First, let’s talk about the game on Friday where a coach and a player were ejected for relying signs from second base. Sign stealing and signaling has been a staple of the game since the game began. There’s nothing wrong or illegal about sign stealing on the field in any rule book. We can’t imagine any competent umpire throwing out someone for stealing signs and relaying pitches and locations from second base (or any base for that matter.) In a way, this gets to the core of Little League’s problem – it wants to create this atmosphere of “kumbaya” on the field which is fine if you aren’t keeping score. Little League sets up tournaments where winners of games advance and losers go home. It is a lesson in life that all should learn. We would bet the decision to eject a player and a coach either came from an over officious idiot of an umpire or a tournament director who needs to go on eBay and buy a clue. If you don’t want people stealing and relaying your signs, you change the signs. It’s that simple.

Secondly. we aren’t fans of what the girls on SnapChat did. If they gave other players the finger on the field, many leagues call for an immediate ejection. The key there is that the girls weren’t on the field. They were there on their own time and on a private SnapChat account that had nothing to do with Little League itself.

If anything, this was an issue that should have been addressed by the coach of the team, and it was. The girls deleted the post and apologized to the Kirkland team. That should have been the end of the story.
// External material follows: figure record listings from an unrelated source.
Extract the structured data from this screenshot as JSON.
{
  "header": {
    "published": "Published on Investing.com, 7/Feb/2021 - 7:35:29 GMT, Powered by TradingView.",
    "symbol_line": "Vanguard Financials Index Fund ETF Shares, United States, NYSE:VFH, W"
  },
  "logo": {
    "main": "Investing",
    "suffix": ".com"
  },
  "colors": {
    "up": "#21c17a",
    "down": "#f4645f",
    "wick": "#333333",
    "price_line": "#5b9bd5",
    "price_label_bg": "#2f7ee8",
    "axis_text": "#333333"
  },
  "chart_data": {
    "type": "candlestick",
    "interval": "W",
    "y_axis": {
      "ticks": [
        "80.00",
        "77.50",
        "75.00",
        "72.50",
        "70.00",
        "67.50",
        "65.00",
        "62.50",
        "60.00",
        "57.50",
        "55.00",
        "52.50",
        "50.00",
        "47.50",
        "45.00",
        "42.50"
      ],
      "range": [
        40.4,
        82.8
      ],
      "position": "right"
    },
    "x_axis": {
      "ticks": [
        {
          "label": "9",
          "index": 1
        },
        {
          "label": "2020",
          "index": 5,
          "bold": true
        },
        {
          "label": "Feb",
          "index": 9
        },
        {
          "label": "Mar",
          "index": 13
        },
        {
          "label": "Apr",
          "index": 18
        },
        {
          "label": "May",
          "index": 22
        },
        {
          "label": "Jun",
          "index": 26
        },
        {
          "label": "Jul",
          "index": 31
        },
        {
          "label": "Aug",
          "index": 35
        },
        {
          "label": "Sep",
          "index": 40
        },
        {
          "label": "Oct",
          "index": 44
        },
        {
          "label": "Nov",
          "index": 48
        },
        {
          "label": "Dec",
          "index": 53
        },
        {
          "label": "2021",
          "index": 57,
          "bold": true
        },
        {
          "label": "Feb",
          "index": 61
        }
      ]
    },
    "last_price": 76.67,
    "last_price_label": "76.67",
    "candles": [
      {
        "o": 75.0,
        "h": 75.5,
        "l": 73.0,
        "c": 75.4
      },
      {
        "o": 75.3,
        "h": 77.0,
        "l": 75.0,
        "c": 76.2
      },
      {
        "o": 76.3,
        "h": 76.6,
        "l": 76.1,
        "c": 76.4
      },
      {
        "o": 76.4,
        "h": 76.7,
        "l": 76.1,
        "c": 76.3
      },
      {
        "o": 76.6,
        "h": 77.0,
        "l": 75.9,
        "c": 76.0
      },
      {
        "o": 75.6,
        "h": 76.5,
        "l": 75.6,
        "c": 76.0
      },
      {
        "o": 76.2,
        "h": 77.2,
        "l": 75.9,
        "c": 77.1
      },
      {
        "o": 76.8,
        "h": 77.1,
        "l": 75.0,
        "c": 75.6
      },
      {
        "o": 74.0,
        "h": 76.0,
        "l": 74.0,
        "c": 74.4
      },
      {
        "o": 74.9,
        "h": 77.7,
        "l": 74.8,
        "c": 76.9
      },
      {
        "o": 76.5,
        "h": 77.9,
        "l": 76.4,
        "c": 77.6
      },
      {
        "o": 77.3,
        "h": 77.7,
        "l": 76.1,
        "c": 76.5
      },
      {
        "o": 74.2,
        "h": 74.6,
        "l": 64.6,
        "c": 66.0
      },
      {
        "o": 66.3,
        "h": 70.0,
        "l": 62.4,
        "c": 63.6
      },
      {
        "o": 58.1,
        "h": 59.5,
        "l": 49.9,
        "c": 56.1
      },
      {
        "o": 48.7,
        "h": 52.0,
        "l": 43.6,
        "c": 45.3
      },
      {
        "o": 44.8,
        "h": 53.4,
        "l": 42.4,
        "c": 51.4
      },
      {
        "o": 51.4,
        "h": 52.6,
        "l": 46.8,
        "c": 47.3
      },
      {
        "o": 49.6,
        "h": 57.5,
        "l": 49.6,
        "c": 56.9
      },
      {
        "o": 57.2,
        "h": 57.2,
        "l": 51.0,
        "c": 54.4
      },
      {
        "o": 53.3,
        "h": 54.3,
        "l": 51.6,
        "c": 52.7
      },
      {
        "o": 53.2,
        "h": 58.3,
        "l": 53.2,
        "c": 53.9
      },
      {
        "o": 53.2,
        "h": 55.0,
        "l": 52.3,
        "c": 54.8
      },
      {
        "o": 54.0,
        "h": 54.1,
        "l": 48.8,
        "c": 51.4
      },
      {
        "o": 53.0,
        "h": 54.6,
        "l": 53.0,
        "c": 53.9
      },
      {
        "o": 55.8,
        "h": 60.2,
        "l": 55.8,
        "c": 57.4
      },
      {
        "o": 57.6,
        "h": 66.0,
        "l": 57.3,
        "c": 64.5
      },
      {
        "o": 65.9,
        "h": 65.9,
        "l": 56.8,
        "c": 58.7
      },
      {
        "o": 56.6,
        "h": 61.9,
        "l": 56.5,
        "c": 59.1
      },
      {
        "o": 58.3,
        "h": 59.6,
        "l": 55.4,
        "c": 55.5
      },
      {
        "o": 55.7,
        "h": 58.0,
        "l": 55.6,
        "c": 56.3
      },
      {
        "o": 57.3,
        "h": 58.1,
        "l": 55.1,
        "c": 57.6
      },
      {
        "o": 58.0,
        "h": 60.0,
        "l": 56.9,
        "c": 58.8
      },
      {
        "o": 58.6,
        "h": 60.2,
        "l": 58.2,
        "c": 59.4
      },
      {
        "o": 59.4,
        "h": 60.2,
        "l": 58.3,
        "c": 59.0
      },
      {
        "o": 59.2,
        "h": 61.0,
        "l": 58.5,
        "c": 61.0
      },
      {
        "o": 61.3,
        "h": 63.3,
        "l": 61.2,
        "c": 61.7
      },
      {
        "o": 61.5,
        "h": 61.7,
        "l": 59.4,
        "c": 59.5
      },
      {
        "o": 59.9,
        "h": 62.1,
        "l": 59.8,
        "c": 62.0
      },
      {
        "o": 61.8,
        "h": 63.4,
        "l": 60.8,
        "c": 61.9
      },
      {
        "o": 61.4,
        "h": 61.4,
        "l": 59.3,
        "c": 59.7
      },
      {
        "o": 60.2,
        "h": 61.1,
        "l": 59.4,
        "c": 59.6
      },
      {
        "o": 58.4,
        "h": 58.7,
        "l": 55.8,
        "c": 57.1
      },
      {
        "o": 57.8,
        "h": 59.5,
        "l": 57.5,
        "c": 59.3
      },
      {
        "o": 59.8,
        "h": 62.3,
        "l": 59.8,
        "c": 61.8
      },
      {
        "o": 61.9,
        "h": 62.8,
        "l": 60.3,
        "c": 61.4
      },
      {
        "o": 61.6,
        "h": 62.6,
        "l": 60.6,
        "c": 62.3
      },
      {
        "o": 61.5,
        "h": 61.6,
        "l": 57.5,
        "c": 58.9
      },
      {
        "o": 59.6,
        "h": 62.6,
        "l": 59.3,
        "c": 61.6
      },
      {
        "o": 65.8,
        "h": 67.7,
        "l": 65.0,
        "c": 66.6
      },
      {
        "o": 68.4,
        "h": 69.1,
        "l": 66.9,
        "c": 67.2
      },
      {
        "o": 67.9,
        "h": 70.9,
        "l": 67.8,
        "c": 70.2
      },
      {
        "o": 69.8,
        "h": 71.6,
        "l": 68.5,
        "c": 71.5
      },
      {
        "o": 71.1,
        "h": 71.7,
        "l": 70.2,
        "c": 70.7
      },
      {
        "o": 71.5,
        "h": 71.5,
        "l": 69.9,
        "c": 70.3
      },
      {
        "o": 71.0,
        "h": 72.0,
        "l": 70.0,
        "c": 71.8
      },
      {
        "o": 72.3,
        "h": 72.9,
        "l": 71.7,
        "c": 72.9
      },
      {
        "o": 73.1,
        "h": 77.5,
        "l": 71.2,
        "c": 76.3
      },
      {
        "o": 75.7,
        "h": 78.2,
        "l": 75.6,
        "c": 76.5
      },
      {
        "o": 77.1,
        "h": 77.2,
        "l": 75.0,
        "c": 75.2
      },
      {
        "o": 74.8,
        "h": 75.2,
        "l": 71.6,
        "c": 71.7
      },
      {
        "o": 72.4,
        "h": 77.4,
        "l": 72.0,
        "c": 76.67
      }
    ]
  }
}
It wasn’t and this is where all sorts of problems come into play.

Years ago, Little League International was looking for sites to host championship tournaments. While the 12 and under boys baseball championship was (and remains) the crown jewel in the Little League World, other age groups as well as softball itself wasn’t getting the coverage that the boys were getting.

Little League signed agreements with cities to host championship tournaments. The host cities got the benefit of parents and friends flying into the city and creating more tourism dollars. The cities also got an added benefit: one of the teams in the championship tournament would be from the host city.

This meant that in the eight team championship tournament finale, seven of the eight teams had been playing all summer, winning at the district, the state, and finally the regional level. Seven of the teams worked to get to the championship series. One team gets to play because they live there.

Having a team from the host city means more butts in the stands. When ESPN broadcasts a game, there are people there in the stands who may not have come except for the fact that a home team is in the tournament. Instead of looking to feed and nurture the growth of the game naturally and organically, Little League decided to artificially pump (pimp?) up the games.

In this Junior Division Championship, one of the teams involved was the host team – the team from Kirkland, Washington. The Tournament Director was from Kirkland as well. Whether or not anyone wants to admit it, there is a conflict of interest there.

The bottom line is that Little League likes to portray itself as good, wholesome, and always concerned about the kids.

They are not.

They are concerned about Little League International itself.

Don’t try to convince us that an organization that puts in special exemptions for host teams is looking out for kids. Don’t try to tell us that an internal team matter dealing with six kids that was handled by team needed to have an entire team disqualified. Don’t try and extol the virtues of “all volunteers” on the field, while executives such as Tournament Directors and up get paid positions. Don’t try to tell us about the “purity of the game,” when Little League is selling corporate sponsorships on the backs and faces of kids.

The girls on the Atlee team were wrong. They did something that their parents probably aren’t proud of. But they are still kids. Kids make mistakes. You correct those mistakes and move on.

Little League, on the other hand, is supposedly run by adults. When they do stupid, hypocritical and unsportsmanlike things, who holds them accountable?